I enclose to your address at Leavenworth, to be mailed with this in New Orleans, a packet containing four publications from the Virginia Military Institute, one of them a copy of its “Rules and Regulations,” so that in devoting in advance, what leisure moments you may have to the preparation of your plans, you may have the experience of our model before you.

If an article in the Daily National Intelligencer of Monday, July 4th, headed “Louisiana Seminary” met your eye, you will have gathered from it a pretty exact idea of its locale. A little ground plan which I have endeavored to make amidst the tremulous motion of the boat, and enclose here, will enable you to form some idea of the capacity of the Building.


Doctor Vallas is an Episcopal clergyman (which quality he sinks entirely, that is, in the exercise of it, so far as the institution is concerned), an Hungarian, an accomplished gentleman, an erudite scholar, a profound and practised mathematician and doctor of philosophy. Has occupied various chairs in the colleges of Vienna and at the time of the establishment of the Revolutionary Government in Hungary, was professor of mathematics in the University at Pesth, in which capacity he was ordered by that Government to organize a military department to the University in which he superintended the instruction of about five hundred young men for two years, when the Austrians recovering possession of Pesth he was dismissed from the Military school and was himself court-martialed.
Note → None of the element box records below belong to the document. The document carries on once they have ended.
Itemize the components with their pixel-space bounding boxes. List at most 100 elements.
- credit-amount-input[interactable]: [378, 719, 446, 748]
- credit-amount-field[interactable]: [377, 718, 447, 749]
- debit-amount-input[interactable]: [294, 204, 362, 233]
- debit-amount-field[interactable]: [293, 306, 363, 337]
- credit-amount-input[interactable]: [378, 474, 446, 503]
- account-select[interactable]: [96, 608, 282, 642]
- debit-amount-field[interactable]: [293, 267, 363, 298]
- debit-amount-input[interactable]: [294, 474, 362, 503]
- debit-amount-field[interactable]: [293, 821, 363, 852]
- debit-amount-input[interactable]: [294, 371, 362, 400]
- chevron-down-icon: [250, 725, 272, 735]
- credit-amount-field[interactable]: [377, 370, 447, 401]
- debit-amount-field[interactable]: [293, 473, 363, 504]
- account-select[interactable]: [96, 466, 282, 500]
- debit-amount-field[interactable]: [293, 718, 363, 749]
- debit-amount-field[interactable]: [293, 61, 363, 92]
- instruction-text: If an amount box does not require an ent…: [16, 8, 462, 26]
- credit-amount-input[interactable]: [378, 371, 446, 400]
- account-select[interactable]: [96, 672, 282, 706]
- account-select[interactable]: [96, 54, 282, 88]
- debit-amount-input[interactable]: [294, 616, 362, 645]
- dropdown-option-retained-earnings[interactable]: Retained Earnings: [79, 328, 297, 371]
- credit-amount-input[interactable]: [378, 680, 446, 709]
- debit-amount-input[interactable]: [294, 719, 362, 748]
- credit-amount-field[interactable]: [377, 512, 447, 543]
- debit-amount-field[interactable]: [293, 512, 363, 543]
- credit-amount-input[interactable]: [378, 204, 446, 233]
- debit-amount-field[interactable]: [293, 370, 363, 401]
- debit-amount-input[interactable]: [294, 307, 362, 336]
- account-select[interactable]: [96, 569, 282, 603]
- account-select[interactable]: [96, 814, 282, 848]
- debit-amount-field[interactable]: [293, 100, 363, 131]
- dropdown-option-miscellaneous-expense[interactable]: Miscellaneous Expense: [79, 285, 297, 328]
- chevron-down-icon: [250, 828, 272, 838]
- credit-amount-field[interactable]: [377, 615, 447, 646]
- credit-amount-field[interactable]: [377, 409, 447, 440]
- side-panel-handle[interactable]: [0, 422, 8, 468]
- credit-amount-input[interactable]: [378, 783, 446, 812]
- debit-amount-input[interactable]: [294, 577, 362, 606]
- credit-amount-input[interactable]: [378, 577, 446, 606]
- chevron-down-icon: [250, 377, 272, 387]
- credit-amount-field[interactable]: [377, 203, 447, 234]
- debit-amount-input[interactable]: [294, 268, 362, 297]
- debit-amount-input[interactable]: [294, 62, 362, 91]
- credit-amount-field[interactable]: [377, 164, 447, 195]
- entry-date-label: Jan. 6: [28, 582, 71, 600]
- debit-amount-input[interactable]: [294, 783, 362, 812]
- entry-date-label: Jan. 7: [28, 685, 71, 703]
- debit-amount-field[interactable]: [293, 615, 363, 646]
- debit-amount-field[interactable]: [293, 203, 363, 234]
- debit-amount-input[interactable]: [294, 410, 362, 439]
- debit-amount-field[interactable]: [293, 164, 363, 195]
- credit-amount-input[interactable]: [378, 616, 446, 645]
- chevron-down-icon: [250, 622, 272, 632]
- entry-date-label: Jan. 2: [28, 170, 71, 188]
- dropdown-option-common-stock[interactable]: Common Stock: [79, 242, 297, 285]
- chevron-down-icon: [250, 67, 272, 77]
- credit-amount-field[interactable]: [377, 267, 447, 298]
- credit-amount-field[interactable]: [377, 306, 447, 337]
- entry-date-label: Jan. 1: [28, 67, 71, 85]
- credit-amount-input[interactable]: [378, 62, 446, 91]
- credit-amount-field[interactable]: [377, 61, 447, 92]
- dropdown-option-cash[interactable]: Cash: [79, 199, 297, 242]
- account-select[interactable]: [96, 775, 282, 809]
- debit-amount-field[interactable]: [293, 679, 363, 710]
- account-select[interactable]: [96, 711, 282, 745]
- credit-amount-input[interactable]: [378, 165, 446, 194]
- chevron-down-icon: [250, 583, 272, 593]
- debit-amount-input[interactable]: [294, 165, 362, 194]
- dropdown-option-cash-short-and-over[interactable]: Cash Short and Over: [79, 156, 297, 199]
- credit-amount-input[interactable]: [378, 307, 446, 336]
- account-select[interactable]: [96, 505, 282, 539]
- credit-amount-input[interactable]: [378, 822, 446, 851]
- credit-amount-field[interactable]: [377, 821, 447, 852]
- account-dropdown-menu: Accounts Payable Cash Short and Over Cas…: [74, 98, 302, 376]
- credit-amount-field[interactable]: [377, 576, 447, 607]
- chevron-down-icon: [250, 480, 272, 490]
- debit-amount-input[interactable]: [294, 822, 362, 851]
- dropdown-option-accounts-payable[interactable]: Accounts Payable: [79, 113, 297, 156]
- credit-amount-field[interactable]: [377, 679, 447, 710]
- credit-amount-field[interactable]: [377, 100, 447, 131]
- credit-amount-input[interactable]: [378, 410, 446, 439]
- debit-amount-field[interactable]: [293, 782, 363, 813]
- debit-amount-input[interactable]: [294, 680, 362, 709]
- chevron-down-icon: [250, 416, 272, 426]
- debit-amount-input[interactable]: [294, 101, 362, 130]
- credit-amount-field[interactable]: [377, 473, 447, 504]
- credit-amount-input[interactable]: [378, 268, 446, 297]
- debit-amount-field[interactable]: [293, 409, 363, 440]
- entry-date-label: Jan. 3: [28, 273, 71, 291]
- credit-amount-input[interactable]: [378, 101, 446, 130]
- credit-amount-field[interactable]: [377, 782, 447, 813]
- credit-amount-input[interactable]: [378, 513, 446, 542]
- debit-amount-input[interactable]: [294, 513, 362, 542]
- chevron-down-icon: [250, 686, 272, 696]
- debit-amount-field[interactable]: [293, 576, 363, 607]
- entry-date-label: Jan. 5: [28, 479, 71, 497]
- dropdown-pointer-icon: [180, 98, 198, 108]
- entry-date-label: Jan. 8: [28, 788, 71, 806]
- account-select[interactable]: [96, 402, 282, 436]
Saving his head, they only removed his body from the office of professor of the university, and altho’ there is satisfactory evidence that he might have been restored to that position, he preferred a voluntary expatriation. He resides in New Orleans, readily at hand.

Monsieur St. Ange seems to be a gentleman and well educated scholar-has served in the Marine Corps of France. Is in Alexandria.

David F. Boyd, an eleve of the University of Virginia and native of that state, is now teacher in a school in the northerly part of Louisiana. He, too, is therefore readily at hand.

Francis W. Smith, native of Virginia and eleve of its military institute, is a very young man, a nephew of both Col. Smith, the superintendent, and of Major Williamson, one of the professors in the V.M.I. He comes strenuously recommended as eminently qualified to fill any chair in our school, except that of modern languages, being only a French scholar. Is now at Lexington, Virginia or Norfolk, where his family reside.

In concluding this long, and to me wearying paper, I beg to say to you that much is expected of you - that a great deal will devolve upon you, and to add that at our Board dinner yesterday, Governor Wickliffe with great cordiality and kind feeling proposed your health and success, and that it was responded to by the other members in brimming glasses.

P.S. If you know Mr. and Mrs. A. I. Isaacs, now I think residing in Leavenworth, they can tell you all about our country here.